Wettbewerbsfähigkeit zurückholen

China dominiert den EV-Markt mit einem Wachstum von 40 Prozent in 2024, während Europa als einziger grosser Markt sinkende EV-Verkäufe verzeichnet. Gleichzeitig profitieren asiatische Hersteller vom Hybrid-Boom mit einem Plus von 20 Prozent. «China investiert Milliarden, die USA schützen ihre Märkte – doch Europa setzt auf Strafzahlungen statt gezielter Förderung. Das ist nicht nachhaltig,» warnt Jan Möllmann.

Ein 10-Punkte-Plan für Europas Autoindustrie soll verlorene Wettbewerbsfähigkeit zurückholen: Dazu zählen gezielte Investitionen in Batterie- und Ladeinfrastruktur, eine schlanke Modellpalette sowie stärkere internationale Zusammenarbeit. Erfolgsmodelle wie China (231 Milliarden US-Dollar Förderung), Norwegen (flächendeckende Ladeinfrastruktur) und Tesla (Technologieführerschaft mit wenigen, effizienten Modellen) zeigen den Weg. Jetzt brauche es Industriepolitik, die Innovation und Produktion gezielt stärkt, um Europa als Automobilstandort zu sichern, so Allianz Trade.

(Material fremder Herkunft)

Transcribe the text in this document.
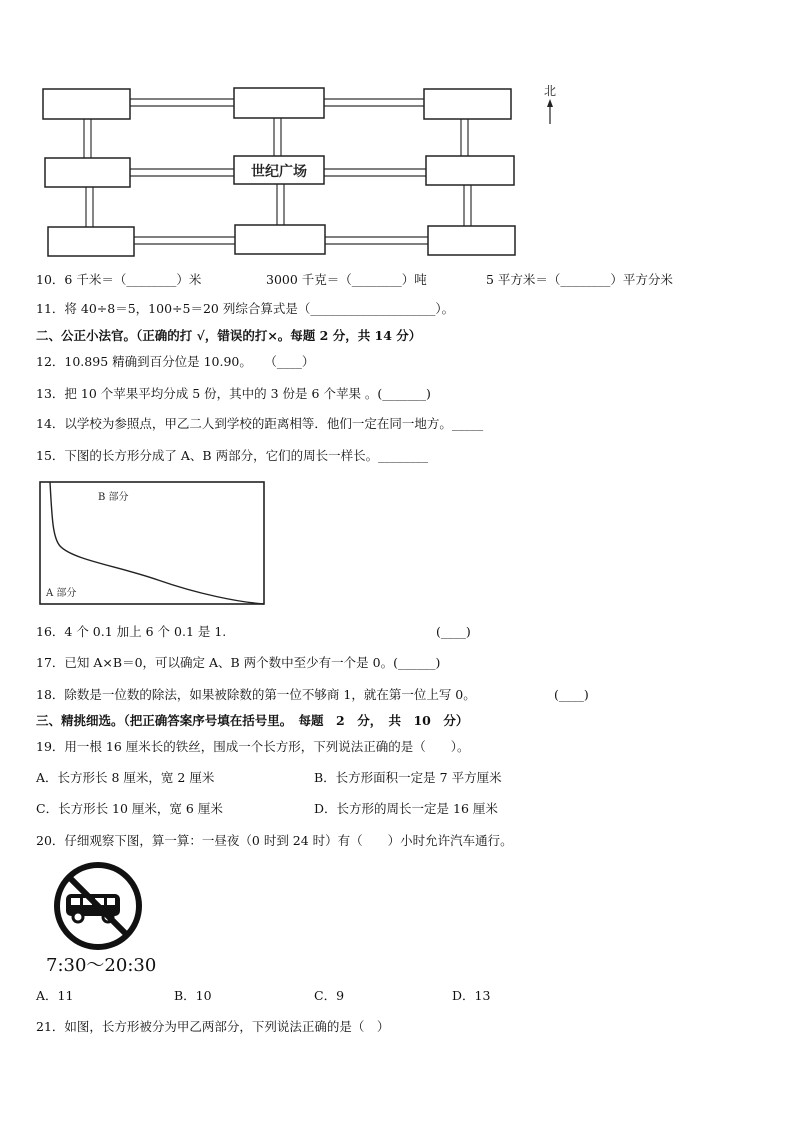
世纪广场
北
10．6 千米＝（________）米	3000 千克＝（________）吨	5 平方米＝（________）平方分米
11．将 40÷8＝5，100÷5＝20 列综合算式是（____________________）。
二、公正小法官。（正确的打 √，错误的打×。每题 2 分，共 14 分）
12．10.895 精确到百分位是 10.90。　　（____）
13．把 10 个苹果平均分成 5 份，其中的 3 份是 6 个苹果 。(_______)
14．以学校为参照点，甲乙二人到学校的距离相等．他们一定在同一地方。_____
15．下图的长方形分成了 A、B 两部分，它们的周长一样长。________
B 部分
A 部分
16．4 个 0.1 加上 6 个 0.1 是 1.	(____)
17．已知 A×B＝0，可以确定 A、B 两个数中至少有一个是 0。(______)
18．除数是一位数的除法，如果被除数的第一位不够商 1，就在第一位上写 0。	(____)
三、精挑细选。（把正确答案序号填在括号里。　每题　2　分，　共　10　分）
19．用一根 16 厘米长的铁丝，围成一个长方形，下列说法正确的是（　　）。
A．长方形长 8 厘米，宽 2 厘米	B．长方形面积一定是 7 平方厘米
C．长方形长 10 厘米，宽 6 厘米	D．长方形的周长一定是 16 厘米
20．仔细观察下图，算一算：一昼夜（0 时到 24 时）有（　　）小时允许汽车通行。
7:30～20:30
A．11	B．10	C．9	D．13
21．如图，长方形被分为甲乙两部分，下列说法正确的是（　）
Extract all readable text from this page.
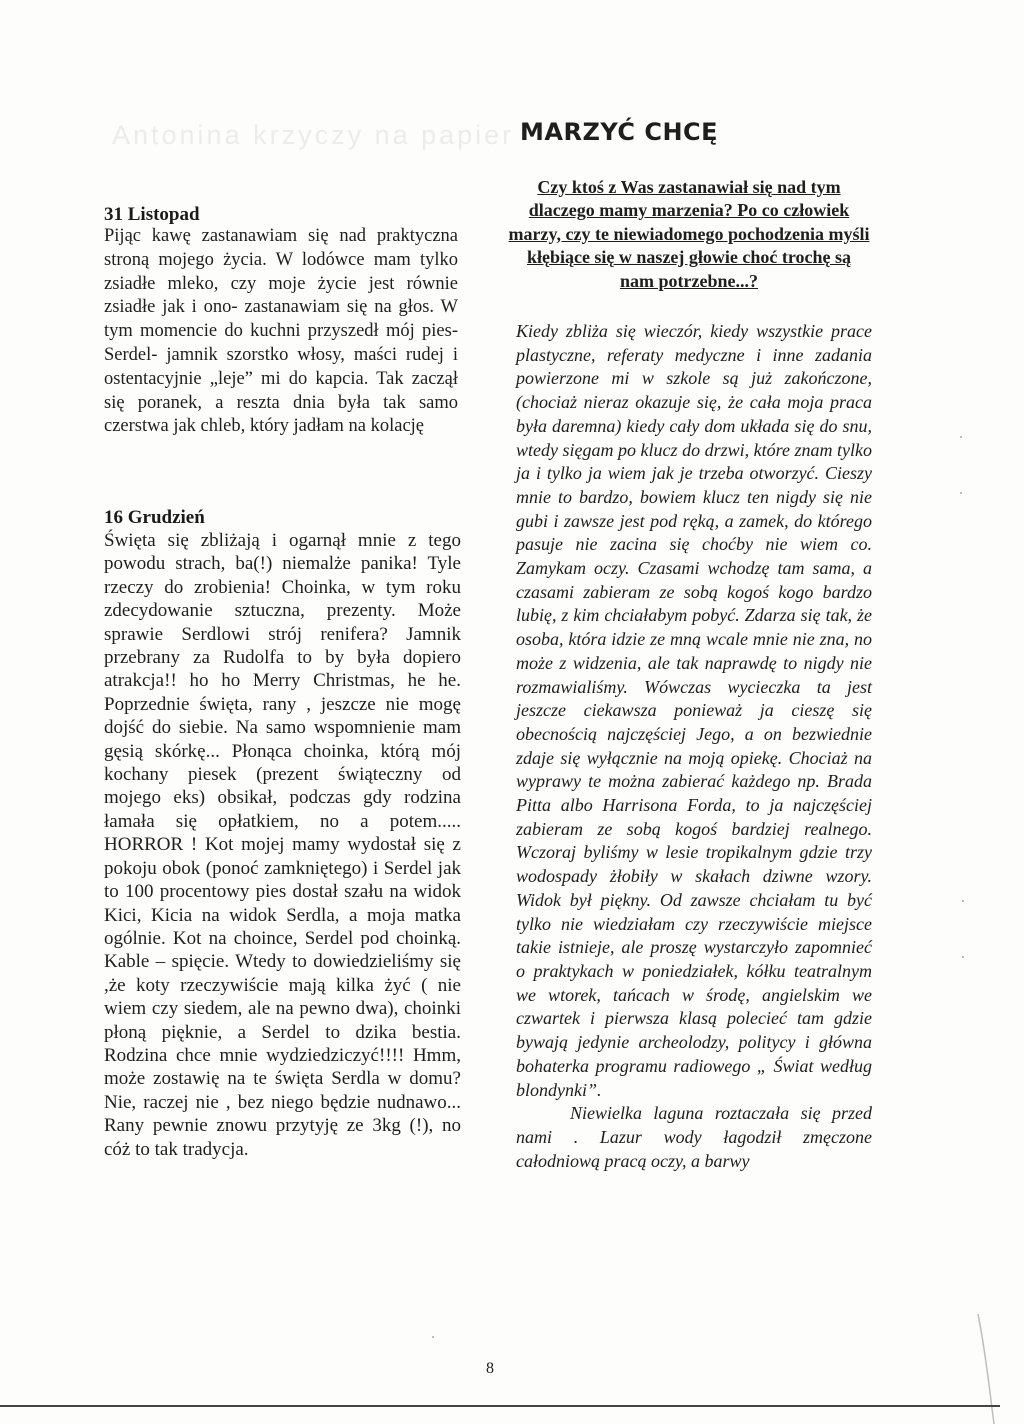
Antonina krzyczy na papier MARZYĆ CHCĘ
31 Listopad
Pijąc kawę zastanawiam się nad praktyczna stroną mojego życia. W lodówce mam tylko zsiadłe mleko, czy moje życie jest równie zsiadłe jak i ono- zastanawiam się na głos. W tym momencie do kuchni przyszedł mój pies-Serdel- jamnik szorstko włosy, maści rudej i ostentacyjnie „leje” mi do kapcia. Tak zaczął się poranek, a reszta dnia była tak samo czerstwa jak chleb, który jadłam na kolację
16 Grudzień
Święta się zbliżają i ogarnął mnie z tego powodu strach, ba(!) niemalże panika! Tyle rzeczy do zrobienia! Choinka, w tym roku zdecydowanie sztuczna, prezenty. Może sprawie Serdlowi strój renifera? Jamnik przebrany za Rudolfa to by była dopiero atrakcja!! ho ho Merry Christmas, he he. Poprzednie święta, rany , jeszcze nie mogę dojść do siebie. Na samo wspomnienie mam gęsią skórkę... Płonąca choinka, którą mój kochany piesek (prezent świąteczny od mojego eks) obsikał, podczas gdy rodzina łamała się opłatkiem, no a potem..... HORROR ! Kot mojej mamy wydostał się z pokoju obok (ponoć zamkniętego) i Serdel jak to 100 procentowy pies dostał szału na widok Kici, Kicia na widok Serdla, a moja matka ogólnie. Kot na choince, Serdel pod choinką. Kable – spięcie. Wtedy to dowiedzieliśmy się ,że koty rzeczywiście mają kilka żyć ( nie wiem czy siedem, ale na pewno dwa), choinki płoną pięknie, a Serdel to dzika bestia. Rodzina chce mnie wydziedziczyć!!!! Hmm, może zostawię na te święta Serdla w domu? Nie, raczej nie , bez niego będzie nudnawo... Rany pewnie znowu przytyję ze 3kg (!), no cóż to tak tradycja.
Czy ktoś z Was zastanawiał się nad tym dlaczego mamy marzenia? Po co człowiek marzy, czy te niewiadomego pochodzenia myśli kłębiące się w naszej głowie choć trochę są nam potrzebne...?

Kiedy zbliża się wieczór, kiedy wszystkie prace plastyczne, referaty medyczne i inne zadania powierzone mi w szkole są już zakończone, (chociaż nieraz okazuje się, że cała moja praca była daremna) kiedy cały dom układa się do snu, wtedy sięgam po klucz do drzwi, które znam tylko ja i tylko ja wiem jak je trzeba otworzyć. Cieszy mnie to bardzo, bowiem klucz ten nigdy się nie gubi i zawsze jest pod ręką, a zamek, do którego pasuje nie zacina się choćby nie wiem co. Zamykam oczy. Czasami wchodzę tam sama, a czasami zabieram ze sobą kogoś kogo bardzo lubię, z kim chciałabym pobyć. Zdarza się tak, że osoba, która idzie ze mną wcale mnie nie zna, no może z widzenia, ale tak naprawdę to nigdy nie rozmawialiśmy. Wówczas wycieczka ta jest jeszcze ciekawsza ponieważ ja cieszę się obecnością najczęściej Jego, a on bezwiednie zdaje się wyłącznie na moją opiekę. Chociaż na wyprawy te można zabierać każdego np. Brada Pitta albo Harrisona Forda, to ja najczęściej zabieram ze sobą kogoś bardziej realnego. Wczoraj byliśmy w lesie tropikalnym gdzie trzy wodospady żłobiły w skałach dziwne wzory. Widok był piękny. Od zawsze chciałam tu być tylko nie wiedziałam czy rzeczywiście miejsce takie istnieje, ale proszę wystarczyło zapomnieć o praktykach w poniedziałek, kółku teatralnym we wtorek, tańcach w środę, angielskim we czwartek i pierwsza klasą polecieć tam gdzie bywają jedynie archeolodzy, politycy i główna bohaterka programu radiowego „ Świat według blondynki”.

Niewielka laguna roztaczała się przed nami . Lazur wody łagodził zmęczone całodniową pracą oczy, a barwy

8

Mehr forschen und investieren

Europäische Autobauer müssen ihre Modellpalette auf fünf bis sechs wettbewerbsfähige Hybrid- und Elektrofahrzeuge reduzieren und stärker in Batterieproduktion und Ladeinfrastruktur investieren, um die Abhängigkeit von China zu verringern. Mindestens zehn Prozent des Umsatzes sollten in Forschung und Entwicklung fliessen, während neue Märkte wie Indien, Vietnam und Südamerika Wachstumspotenzial bieten, so die Allianz-Experten.

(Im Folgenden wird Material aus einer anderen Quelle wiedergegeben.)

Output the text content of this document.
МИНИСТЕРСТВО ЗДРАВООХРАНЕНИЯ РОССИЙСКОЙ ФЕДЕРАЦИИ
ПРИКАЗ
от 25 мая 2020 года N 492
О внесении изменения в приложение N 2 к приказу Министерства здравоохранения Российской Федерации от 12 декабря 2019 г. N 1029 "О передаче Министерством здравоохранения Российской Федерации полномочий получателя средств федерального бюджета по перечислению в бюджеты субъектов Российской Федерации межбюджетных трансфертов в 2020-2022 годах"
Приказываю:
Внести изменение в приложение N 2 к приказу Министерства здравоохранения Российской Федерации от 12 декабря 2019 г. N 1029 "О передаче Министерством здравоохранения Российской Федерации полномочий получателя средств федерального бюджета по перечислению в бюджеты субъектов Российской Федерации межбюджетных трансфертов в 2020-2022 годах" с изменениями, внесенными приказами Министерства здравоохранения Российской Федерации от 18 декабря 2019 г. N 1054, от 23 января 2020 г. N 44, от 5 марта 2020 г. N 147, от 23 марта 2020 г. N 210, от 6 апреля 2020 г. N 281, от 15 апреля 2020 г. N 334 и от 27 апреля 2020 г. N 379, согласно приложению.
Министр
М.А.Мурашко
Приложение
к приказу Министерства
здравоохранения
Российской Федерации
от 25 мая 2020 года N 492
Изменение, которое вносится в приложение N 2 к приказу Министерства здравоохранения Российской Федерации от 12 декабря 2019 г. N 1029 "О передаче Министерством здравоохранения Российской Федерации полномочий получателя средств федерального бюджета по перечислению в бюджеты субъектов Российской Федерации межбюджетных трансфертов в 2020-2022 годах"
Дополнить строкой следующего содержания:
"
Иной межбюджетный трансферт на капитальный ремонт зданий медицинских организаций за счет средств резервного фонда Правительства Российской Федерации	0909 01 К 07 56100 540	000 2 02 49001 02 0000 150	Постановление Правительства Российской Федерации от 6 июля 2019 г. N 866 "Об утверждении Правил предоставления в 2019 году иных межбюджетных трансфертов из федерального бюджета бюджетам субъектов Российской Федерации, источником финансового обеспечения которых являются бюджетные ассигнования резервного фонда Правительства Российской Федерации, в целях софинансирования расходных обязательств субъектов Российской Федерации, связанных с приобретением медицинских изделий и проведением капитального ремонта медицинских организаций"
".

Parallel dazu brauche es politische Massnahmen: 40 bis 50 Prozent Zölle auf Importe mit weniger als 75 Prozent europäischem Produktionsanteil könnten zwei Milliarden Euro jährlich einbringen. Ein Investitionspaket von 150 bis 200 Milliarden Euro für Ladeinfrastruktur sowie eine 15-Prozent-Kaufprämie für E-Autos unter 45’000 Euro mit europäischer Wertschöpfung sollen die Elektromobilität vorantreiben, ist die Allianz überzeugt. Zusätzlich sollten fünf Prozent des EU-Horizon-Programms für Batterieforschung, autonomes Fahren und Recycling genutzt werden, um Europas Innovationskraft langfristig zu sichern.

Am Wendepunkt

Die europäische Automobilindustrie steht an einem historischen Wendepunkt. Ohne gezielte Reformen droht der Marktanteil weiter zu schrumpfen, während China und die USA ihre Führungspositionen ausbauen. «Europa muss wieder selbst die Kontrolle übernehmen. Mit dem richtigen Mix aus Innovation, strategischer Investition und industriepolitischer Unterstützung kann der Automobilstandort Europa nicht nur überleben, sondern florieren,» so Möllmann. (pd/hzi/bdw)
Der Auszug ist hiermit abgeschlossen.